Insurance and access

CGRP-class migraine drugs are covered as specialty medications by most US commercial plans with prior authorization based on documented failed preventives. Manufacturer bridge programs (Aimovig Ally, Ajovy Patient Support, Emgality Persistence Program) often cover the first 12 months for commercially insured patients. GLP-1 therapy for migraine specifically is off-label — coverage runs through the usual obesity indication (BMI ≥ 30, or BMI ≥ 27 with a qualifying comorbidity) or Type 2 diabetes. There is no ICD-10 pathway for migraine-only GLP-1 coverage today.

Cost reference: oral gepants run roughly $1,000 per month retail; CGRP monoclonal antibodies $700–1,000 per month retail; brand-name GLP-1s $1,000–1,300 per month cash.

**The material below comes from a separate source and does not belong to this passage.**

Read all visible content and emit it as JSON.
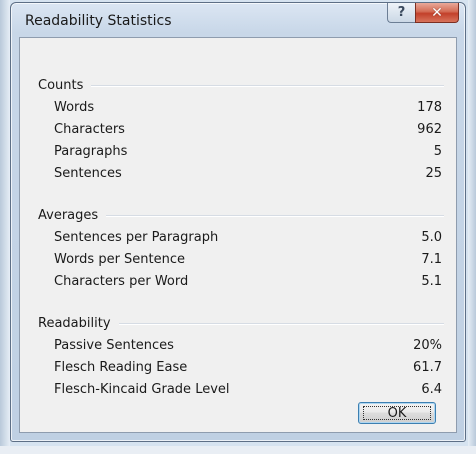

Compounded semaglutide and tirzepatide via telehealth sit in the $200–400 per month range and are commonly used in non-IIH migraine patients who fail commercial-plan prior authorization for Wegovy or Zepbound.

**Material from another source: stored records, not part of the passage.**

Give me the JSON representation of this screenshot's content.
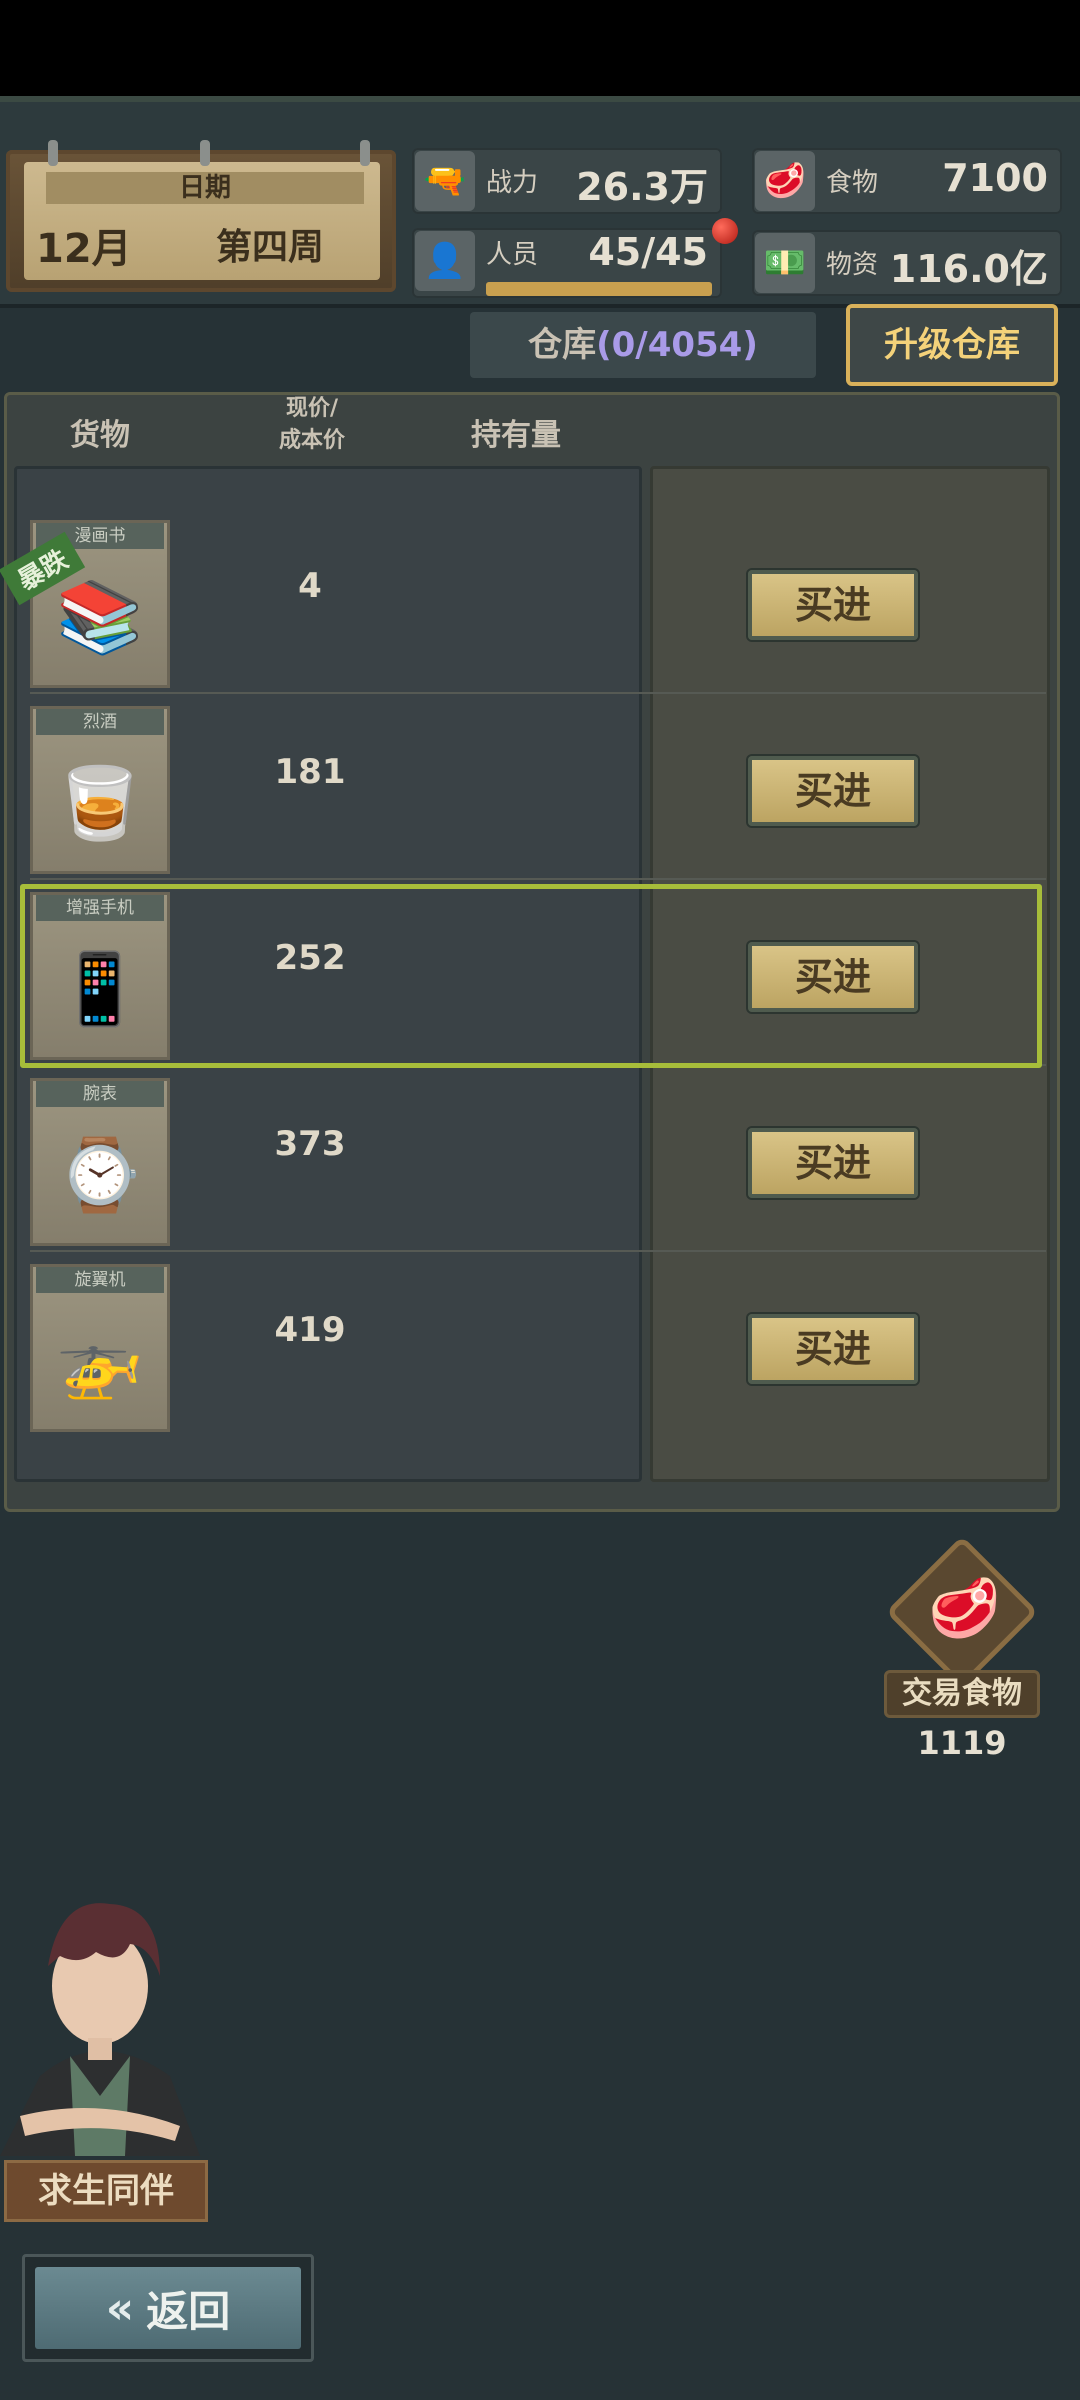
{
  "header": {
    "date_label": "日期",
    "month": "12月",
    "week": "第四周"
  },
  "stats": {
    "power": {
      "label": "战力",
      "value": "26.3万",
      "icon": "pistol-icon"
    },
    "food": {
      "label": "食物",
      "value": "7100",
      "icon": "meat-icon"
    },
    "people": {
      "label": "人员",
      "value": "45/45",
      "icon": "person-icon",
      "progress": 1.0
    },
    "supplies": {
      "label": "物资",
      "value": "116.0亿",
      "icon": "cash-icon"
    }
  },
  "warehouse": {
    "label": "仓库",
    "count": "(0/4054)",
    "upgrade_label": "升级仓库"
  },
  "table": {
    "col_goods": "货物",
    "col_price_line1": "现价/",
    "col_price_line2": "成本价",
    "col_holding": "持有量",
    "buy_label": "买进",
    "items": [
      {
        "tag": "漫画书",
        "price": "4",
        "icon": "comic-book-icon",
        "badge": "暴跌"
      },
      {
        "tag": "烈酒",
        "price": "181",
        "icon": "whiskey-bottle-icon"
      },
      {
        "tag": "增强手机",
        "price": "252",
        "icon": "radio-phone-icon",
        "selected": true
      },
      {
        "tag": "腕表",
        "price": "373",
        "icon": "wristwatch-icon"
      },
      {
        "tag": "旋翼机",
        "price": "419",
        "icon": "gyrocopter-icon"
      }
    ]
  },
  "trade": {
    "label": "交易食物",
    "count": "1119"
  },
  "companion": {
    "label": "求生同伴"
  },
  "back": {
    "label": "返回"
  },
  "colors": {
    "background": "#263236",
    "accent_gold": "#d9b15a",
    "highlight_green": "#a7bd3a",
    "warehouse_count": "#a99be8"
  }
}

Related research and tools

• GLP-1 brain fog and cognitive effects — the additive cognitive blunting concern when stacking GLP-1 with topiramate
• GLP-1 + SSRI interaction — SSRI-driven mood stabilization in migraine patients and gastric-emptying PK
• GLP-1 + statins interaction — the same gastric-emptying PK framework for a high-comorbidity class
• GLP-1 muscle loss prevention — the lean-mass protocol for migraine patients on combined regimens

Important disclaimer. This article is educational and does not constitute medical advice. Migraine management should be coordinated with a headache specialist or neurologist; idiopathic intracranial hypertension is a sight-threatening condition that requires ophthalmologic evaluation and is not a self-managed diagnosis. GLP-1 therapy for migraine is off-label; the strongest evidence is in the IIH subpopulation. Patients with a history of pancreatitis, medullary thyroid carcinoma, or MEN-2 should not use GLP-1 receptor agonists. PMIDs were verified live against the PubMed E-utilities API on 2026-05-29.

Last verified: 2026-05-29. Next review: every 12 months, or sooner if new randomized trial data on GLP-1 in migraine (post-Braca pilot extension or new sponsor trials) is published.